- Relator(a)
- Ministra Daniela Teixeira
- Órgão julgador
- Terceira Turma
- Data do julgamento
- 10/11/2025
- Data de publicação
- 13/11/2025
STJ – Acórdão, Rel. Ministra Daniela Teixeira, Terceira Turma, j. 10/11/2025, p. 13/11/2025
DIREITO PROCESSUAL CIVIL. AGRAVO EM RECURSO ESPECIAL. INADMISSÃO DO RECURSO ESPECIAL. INCIDÊNCIA DAS SÚMULAS 211/STJ, 5/STJ, 7/STJ E 284/STF. AUSÊNCIA DE PREQUESTIONAMENTO. AUSÊNCIA DE IMPUGNAÇÃO ESPECÍFICA DE TODOS OS FUNDAMENTOS DA DECISÃO AGRAVADA. INCIDÊNCIA DA SÚMULA 182/STJ. AGRAVO EM RECURSO ESPECIAL NÃO CONHECIMENTO. I. Caso em exame 1. Agravo em recurso especial interposto contra decisão que inadmitiu recurso especial fundamentado no art. 105, III, "a" e "c", da Constituição Federal, em face de acórdão da 7ª Câmara Cível do Tribunal de Justiça do Estado do Paraná.
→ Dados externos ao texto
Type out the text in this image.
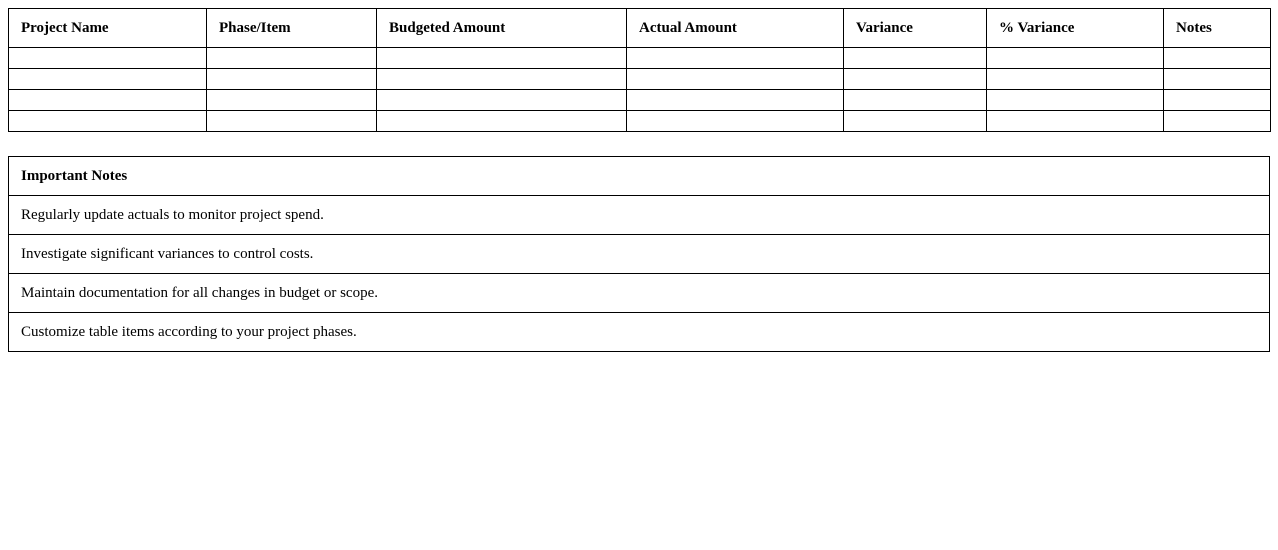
Project Name	Phase/Item	Budgeted Amount	Actual Amount	Variance	% Variance	Notes

Important Notes
Regularly update actuals to monitor project spend.
Investigate significant variances to control costs.
Maintain documentation for all changes in budget or scope.
Customize table items according to your project phases.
O recurso especial alega violação a diversos dispositivos do CPC/2015 e do CC/2002, bem como dissídio jurisprudencial, além de requerer efeito suspensivo. II. Questão em discussão 2. A questão em discussão consiste em definir se o agravo em recurso especial preenche os requisitos de admissibilidade, em especial quanto à necessidade de impugnação específica de todos os fundamentos da decisão agravada. III. Razões de decidir 3. A decisão que inadmite recurso especial possui dispositivo único, de modo que deve ser impugnada em sua integralidade, nos termos do art. 932, III, do CPC/2015 e do art. 253, I, do RISTJ, não sendo possível a fragmentação em capítulos autônomos. 4. O princípio da dialeticidade exige que o agravante apresente impugnação efetiva, concreta e pormenorizada de todos os fundamentos da decisão agravada, sendo insuficiente a mera reprodução das razões do recurso especial. 5. A ausência de impugnação específica atrai a incidência da Súmula 182/STJ, inviabilizando o conhecimento do agravo. 6. O pedido de efeito suspensivo resta prejudicado, uma vez que pressupõe a admissibilidade do recurso especial, requisito não atendido. IV. Dispositivo 7. Agravo em recurso especial não conhecido (AREsp n. 2.332.473/PR, relatora Ministra Daniela Teixeira, Terceira Turma, julgado em 10/11/2025, DJEN de 13/11/2025.)